Kurniawan Dwi Yulianto Menjawab Pertanyaan Netizen tentang Transfer Saddil Ramdani ke Sabah FC: Kami Paham Aturan Bosman

·Bacaan 2 menit

Bola.com, Sabah - Keputusan Kurniawan Dwi Yulianto terkait transfer Saddil Ramdani dipertanyakan. Bukan karena kepindahannya, melainkan lantaran metode prosesnya.

Kurniawan rela memberikan kompensasi kepada Bhayangkara Solo FC agar mau melepas Saddil Ramdani ke timnya, Sabah FC. Padahal, kontrak winger berusia 22 tahun itu tinggal menghitung hari.

Bhayangkara Solo FC masih memiliki hak atas Saddil Ramdani hingga akhir Februari 2021.

Alih-alih menunggu kontrak Saddil Ramdani habis pada pengujung bulan ini, Kurniawan justru melayangkan tawaran peminjaman ke Bhayangkara Solo FC. Jika ia mau menunggu lebih lama saja, Sabah FC akan mendapatkan sang pemain secara gratis.

Kebijakan Kurniawan itu mengagetkan sejumlah pihak, termasuk netizen, yang bertanya-tanya mengapa Sabah FC tidak mengontrak Saddil Ramdani ketika kerja samanya dengan Bhayangkara Solo FC tuntas.

Jawaban Kurniawan

Kurniawan Dwi Yulianto, pelatih Sabah FA. (Bola.com/Aditya Wany)
Kurniawan Dwi Yulianto, pelatih Sabah FA. (Bola.com/Aditya Wany)

Kurniawan punya jawaban dari pertanyaan netizen itu. Pertama, ia harus buru-buru mengamankan tanda tangan Saddil Ramdani karena bursa transfer Liga Super Malaysia pada 19 Februari 2021. Kedua, Sabah FC membutuhkan surat pelepasan dari Bhayangkara Solo FC sesegera mungkin.

"Kontrak addendum Saddil Ramdani bersama Bhayangkara Solo FC berakhir Februari 2021. Di Malaysia, pendaftaran pemain ditutup pada 19 Februari 2021," ujar Kurniawan kepada Bola.com, Selasa (2/1/2021).

"Kami memerlukan surat pelepasan dari Bhayangkara Solo FC agar Saddil Ramdani bisa kami resmikan dan kami daftarkan di sini.

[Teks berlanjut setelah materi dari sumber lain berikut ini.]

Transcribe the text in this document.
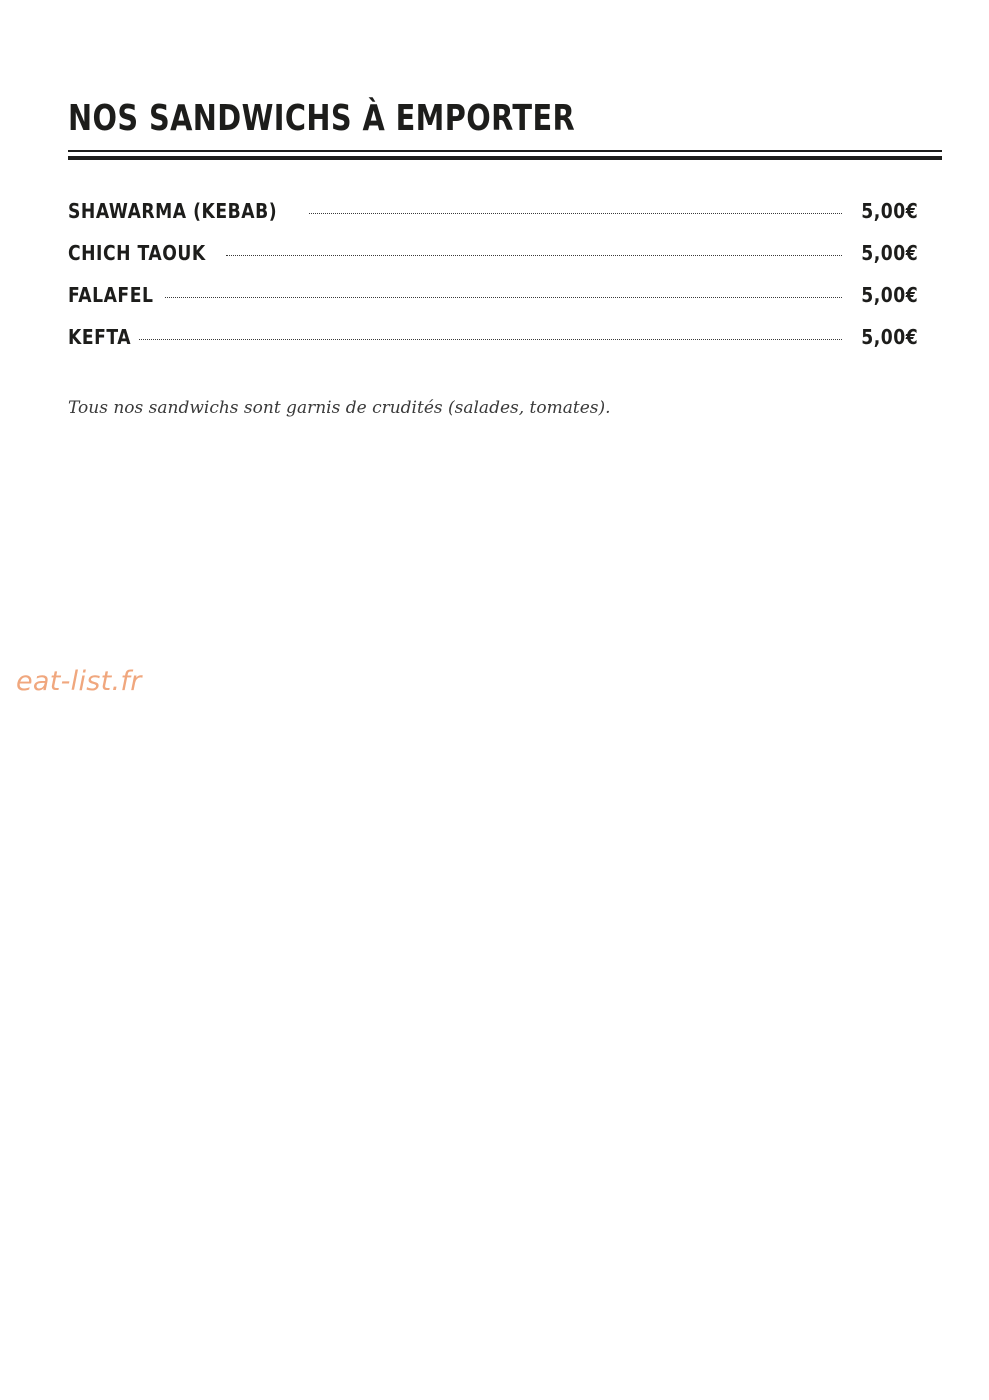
NOS SANDWICHS À EMPORTER
SHAWARMA (KEBAB)	5,00€
CHICH TAOUK	5,00€
FALAFEL	5,00€
KEFTA	5,00€

Tous nos sandwichs sont garnis de crudités (salades, tomates).

eat-list.fr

Makanya kami mengajukan surat, izin baik-baik ke Bhayangkara Solo FC untuk memakai jasa dan mengontrak Saddil Ramdani. Sebab, kami menjaga etika dan menjaga hubungan baik dengan Bhayangkara Solo FC."

"Kalau pun Bhayangkara Solo FC minta kompensasi peminjaman, selagi kami mampu, tidak masalah. Makanya kami menawar sesuai bujet kami. Karena kami mau semuanya baik-baik," imbuh pelatih asal Indonesia itu.

Aturan Bosman

Pemain Bhayangkara FC, Saddil Ramdani, saat diperkenalan sebagai pemain baru di Mess Bhayangkara, Jakarta, Sabtu (8/2). Saddil menjadi rekrutan terakhir Bhayangkara FC.(Bola.com/Yoppy Renato)
Pemain Bhayangkara FC, Saddil Ramdani, saat diperkenalan sebagai pemain baru di Mess Bhayangkara, Jakarta, Sabtu (8/2). Saddil menjadi rekrutan terakhir Bhayangkara FC.(Bola.com/Yoppy Renato)

Kurniawan mengaku juga disinggung oleh netizen mengenai aturan bosman terkait transfer Saddil Ramdani. Pelatih berusia 44 tahun ini bukannya tidak tahu perihal ketentuan tersebut.

Aturan bosman mempersilakan pemain yang kontraknya tinggal menyisakan enam bulan dengan tim lamanya, untuk bernegosiasi atau bersepakat dengan calon klub barunya.

"Kami paham kok aturan FIFA, tapi kami hanya mau benar-benar menjaga hubungan baik dengan Bhayangkara Solo FC. Apalagi ini hubungan antarnegara, jadi kami mau menjaga itu," jelas Kurniawan.

"Saya paham, banyak yang berkomentar apa saya tidak mengerti aturan bosman atau regulasi FIFA. Kami semua sangat paham itu. Tapi kembali lagi, kami mau semuanya baik-baik saja," terangnya mengakhiri.